The opioid crisis in the US hasn’t let up, with the National Institute on Drug Abuse reporting that, as of March, more than 115 people in the US die every day from opioid overdose. The annual price tag of the economic burden of prescription opioid misuse has meanwhile risen to $78.5 billion, according to numbers from the Centers for Disease Control and Prevention.
Steven Kahl is Arthur J. Gallagher’s (AJG) opioid liability expert and, before its merger with AJG, worked for an insurance brokerage that focused exclusively on clients in the healthcare industry. He painted a bleak picture of the opioid epidemic, and revealed how the healthcare industry is responding.
“The numbers are at an all-time high now,” said Kahl, who is also the senior managing director of Gallagher’s healthcare practice. “Our healthcare providers are certainly dealing with it and addressing it within their enterprise risk management capabilities – really looking at their own protocols internally and guidelines on how patients receiving opioids are monitored.”
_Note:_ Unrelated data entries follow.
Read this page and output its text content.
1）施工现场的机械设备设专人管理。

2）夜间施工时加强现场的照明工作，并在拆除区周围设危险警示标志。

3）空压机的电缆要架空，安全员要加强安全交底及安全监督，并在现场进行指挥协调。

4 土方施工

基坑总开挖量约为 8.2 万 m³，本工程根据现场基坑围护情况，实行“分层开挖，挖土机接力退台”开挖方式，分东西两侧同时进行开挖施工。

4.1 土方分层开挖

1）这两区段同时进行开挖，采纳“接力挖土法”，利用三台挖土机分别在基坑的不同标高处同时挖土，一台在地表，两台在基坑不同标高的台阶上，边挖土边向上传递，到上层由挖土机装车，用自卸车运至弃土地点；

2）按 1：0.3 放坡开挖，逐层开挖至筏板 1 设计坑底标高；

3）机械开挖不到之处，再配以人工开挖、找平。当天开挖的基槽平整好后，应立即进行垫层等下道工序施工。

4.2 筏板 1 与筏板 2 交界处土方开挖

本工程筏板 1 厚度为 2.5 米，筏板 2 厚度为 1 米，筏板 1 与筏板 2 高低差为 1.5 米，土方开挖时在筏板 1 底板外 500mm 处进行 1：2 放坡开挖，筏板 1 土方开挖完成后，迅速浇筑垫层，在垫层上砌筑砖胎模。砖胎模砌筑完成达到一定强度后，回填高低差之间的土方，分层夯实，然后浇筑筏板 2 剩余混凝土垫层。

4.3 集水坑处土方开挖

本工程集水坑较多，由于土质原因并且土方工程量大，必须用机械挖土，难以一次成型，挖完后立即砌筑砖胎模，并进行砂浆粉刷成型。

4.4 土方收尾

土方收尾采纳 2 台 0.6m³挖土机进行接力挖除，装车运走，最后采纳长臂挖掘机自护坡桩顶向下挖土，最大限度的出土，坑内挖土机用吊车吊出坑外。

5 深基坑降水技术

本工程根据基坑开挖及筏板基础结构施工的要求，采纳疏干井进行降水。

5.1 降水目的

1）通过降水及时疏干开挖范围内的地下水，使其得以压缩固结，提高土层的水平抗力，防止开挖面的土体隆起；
At the same time, the Centers for Medicare and Medicaid Services have found, through audits of healthcare organizations, that less than a third of hospitals are following their own guidelines, explained Kahl, which exposes them to risk.
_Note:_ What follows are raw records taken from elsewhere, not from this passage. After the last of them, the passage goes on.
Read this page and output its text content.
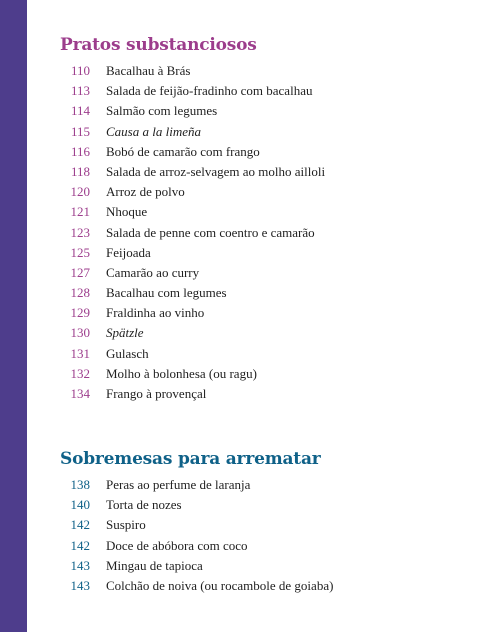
Pratos substanciosos
110 Bacalhau à Brás
113 Salada de feijão-fradinho com bacalhau
114 Salmão com legumes
115 Causa a la limeña
116 Bobó de camarão com frango
118 Salada de arroz-selvagem ao molho ailloli
120 Arroz de polvo
121 Nhoque
123 Salada de penne com coentro e camarão
125 Feijoada
127 Camarão ao curry
128 Bacalhau com legumes
129 Fraldinha ao vinho
130 Spätzle
131 Gulasch
132 Molho à bolonhesa (ou ragu)
134 Frango à provençal
Sobremesas para arrematar
138 Peras ao perfume de laranja
140 Torta de nozes
142 Suspiro
142 Doce de abóbora com coco
143 Mingau de tapioca
143 Colchão de noiva (ou rocambole de goiaba)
“I think they’re getting better at it now that there’s a higher level of awareness, but we find that all too often in the world of medical malpractice, if you don’t follow your guidelines, that’s problematic,” he told Insurance Business. “Once things are put in writing, that’s when the problems occur. When they’re not necessarily in writing, that’s a better environment – believe it or not – for defending a case,” though he doesn’t recommend hospitals go down that path either.
Underwriting is also being dictated by the opioid crisis to make sure that healthcare professionals don’t end up with lawsuits down the road.
“We do see on the physician carrier side it’s becoming a part of the underwriting process because at the end of the day, the hospital isn’t necessarily prescribing, the docs are prescribing,” said Kahl. “What they’re looking at in their underwriting guidelines in some cases for some of those providers – and these are your pain med docs, these are your psychiatry, internal medicine, some family practice, oral surgeons, think classifications of that kind – they don’t want them prescribing refills if they can help it.”
The cost of opioid use is being felt by employers as well, which has implications for workers’ comp.
“You’re getting people not coming into work needing additional time off, and lost time,” said Kahl, though he added that workers’ comp lines of business haven’t been hard-hit by the crisis. “I don’t think the insurance industry has really felt the impact from this, not like the employers do, where our workers’ comp carriers, the ones I’ve talked to, aren’t dealing with this from a claims standpoint quite yet.”
The implications for the healthcare industry are, on the other hand, already evident as costs related to opioid overdose and misuse balloon.
“Ten years ago, this was a $55 billion problem. Today, it’s a $500 billion problem and growing,” said Kahl. “This is going to take a toll on the healthcare industry, wearing them down when the economics of healthcare [are] at a breaking point in some states anyway.”